As for the root of ecclesia, I AGREE it means called out to assemble. But the question is twofold:
(a) called out of what? I see that it means called out of the kingdom of darkness and into the kingdom of the light. From Satan's kingdom to Christ's kingdom. (see Col. 1).
(b) when does the assembly meet? I agree the church is provincial, i.e. it assembles whenever two or more believers who are in the kingdom of light come together for the purpose of fellowship in Christ around the gospel of grace. And such, a family of believers (husband, wife, etc) can certainly do that with ease.
 
Dr. Allen wrote,
As for the root of ecclesia, I AGREE it means called out to assemble. But the question is twofold:
(a) called out of what? I see that it means called out of the kingdom of darkness and into the kingdom of the light.

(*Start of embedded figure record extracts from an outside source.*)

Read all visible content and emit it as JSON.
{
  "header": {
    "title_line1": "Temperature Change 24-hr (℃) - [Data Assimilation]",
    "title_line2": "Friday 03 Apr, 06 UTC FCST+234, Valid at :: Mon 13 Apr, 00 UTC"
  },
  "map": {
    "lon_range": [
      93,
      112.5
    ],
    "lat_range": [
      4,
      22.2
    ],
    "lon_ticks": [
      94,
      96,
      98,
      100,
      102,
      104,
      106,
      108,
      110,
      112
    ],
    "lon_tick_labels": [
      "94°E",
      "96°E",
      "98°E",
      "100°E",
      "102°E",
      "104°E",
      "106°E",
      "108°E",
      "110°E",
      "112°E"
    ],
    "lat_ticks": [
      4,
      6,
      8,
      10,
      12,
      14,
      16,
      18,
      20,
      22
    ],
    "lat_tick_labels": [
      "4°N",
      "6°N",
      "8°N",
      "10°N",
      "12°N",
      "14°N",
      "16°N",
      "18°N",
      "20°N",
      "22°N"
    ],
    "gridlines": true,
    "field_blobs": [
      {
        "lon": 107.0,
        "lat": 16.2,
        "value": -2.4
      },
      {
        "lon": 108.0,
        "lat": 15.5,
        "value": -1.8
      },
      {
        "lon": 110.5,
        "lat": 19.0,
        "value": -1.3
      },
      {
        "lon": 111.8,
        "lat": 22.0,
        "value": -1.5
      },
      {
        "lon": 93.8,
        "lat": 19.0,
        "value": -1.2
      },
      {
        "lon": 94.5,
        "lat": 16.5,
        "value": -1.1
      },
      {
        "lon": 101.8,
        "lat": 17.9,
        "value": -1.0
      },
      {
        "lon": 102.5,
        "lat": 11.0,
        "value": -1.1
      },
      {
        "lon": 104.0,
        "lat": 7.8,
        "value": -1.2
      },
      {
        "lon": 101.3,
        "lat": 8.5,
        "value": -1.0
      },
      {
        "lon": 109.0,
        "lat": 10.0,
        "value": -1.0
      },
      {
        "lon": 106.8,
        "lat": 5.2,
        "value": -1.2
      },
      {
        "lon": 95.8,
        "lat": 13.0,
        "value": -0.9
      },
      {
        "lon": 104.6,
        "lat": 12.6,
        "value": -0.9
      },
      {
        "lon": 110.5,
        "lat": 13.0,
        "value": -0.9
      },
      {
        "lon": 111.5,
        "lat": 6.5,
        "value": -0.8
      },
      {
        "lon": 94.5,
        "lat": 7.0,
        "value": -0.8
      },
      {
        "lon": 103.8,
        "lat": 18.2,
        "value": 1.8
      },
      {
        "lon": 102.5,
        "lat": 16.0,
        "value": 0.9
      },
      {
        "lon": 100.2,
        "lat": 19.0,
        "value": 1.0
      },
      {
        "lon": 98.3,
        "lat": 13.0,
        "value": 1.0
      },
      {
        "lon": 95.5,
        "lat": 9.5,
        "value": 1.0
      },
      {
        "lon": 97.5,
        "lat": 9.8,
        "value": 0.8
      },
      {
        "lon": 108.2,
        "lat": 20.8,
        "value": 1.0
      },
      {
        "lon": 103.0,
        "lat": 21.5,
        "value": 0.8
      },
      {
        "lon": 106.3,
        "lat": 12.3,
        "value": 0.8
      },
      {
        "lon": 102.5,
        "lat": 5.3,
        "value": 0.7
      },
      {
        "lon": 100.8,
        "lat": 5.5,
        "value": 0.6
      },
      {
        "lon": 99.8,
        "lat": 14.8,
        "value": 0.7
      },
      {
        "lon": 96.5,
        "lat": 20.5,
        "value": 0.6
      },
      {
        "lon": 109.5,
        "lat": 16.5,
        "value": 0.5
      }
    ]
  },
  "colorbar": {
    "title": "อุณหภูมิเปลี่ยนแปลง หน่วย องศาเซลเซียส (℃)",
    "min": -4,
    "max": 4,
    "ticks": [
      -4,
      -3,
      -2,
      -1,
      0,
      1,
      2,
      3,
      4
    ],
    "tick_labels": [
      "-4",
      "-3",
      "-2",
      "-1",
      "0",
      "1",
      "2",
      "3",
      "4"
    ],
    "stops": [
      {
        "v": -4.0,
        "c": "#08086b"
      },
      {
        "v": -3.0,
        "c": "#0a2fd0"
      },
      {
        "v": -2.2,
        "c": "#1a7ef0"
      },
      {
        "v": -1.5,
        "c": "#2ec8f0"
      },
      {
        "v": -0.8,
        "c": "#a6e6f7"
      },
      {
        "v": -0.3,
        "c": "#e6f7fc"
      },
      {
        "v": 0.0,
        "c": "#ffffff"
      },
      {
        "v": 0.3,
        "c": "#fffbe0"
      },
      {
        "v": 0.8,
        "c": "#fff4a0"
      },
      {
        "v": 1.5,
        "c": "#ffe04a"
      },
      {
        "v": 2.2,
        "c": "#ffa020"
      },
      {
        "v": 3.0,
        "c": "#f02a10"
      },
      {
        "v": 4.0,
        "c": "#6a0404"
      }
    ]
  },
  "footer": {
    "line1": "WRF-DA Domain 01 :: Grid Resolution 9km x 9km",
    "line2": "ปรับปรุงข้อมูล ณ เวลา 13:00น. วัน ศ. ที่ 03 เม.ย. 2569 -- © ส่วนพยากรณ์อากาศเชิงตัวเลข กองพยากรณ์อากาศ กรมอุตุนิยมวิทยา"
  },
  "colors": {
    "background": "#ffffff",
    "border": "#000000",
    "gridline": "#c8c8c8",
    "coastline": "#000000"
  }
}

If ecclesia is also used for civil assemblies, would it not be plausible for the parameters of the civil assembly to be similar to the ecclesiastical assembly, barring any modifying text?
 
Hummmm....I do not know. Maybe.

Normally when doing word studies we do examine how a word is used in non-biblical literature, especially around the time of the biblical text itself in date.

So it very well may have been used for civil assemblies too. I'll have to think about that for awhile. You may have some texts in mind or some sources in mind that already give a good basis for that. I'm just not coming up with anything off the top of my head on that for the moment.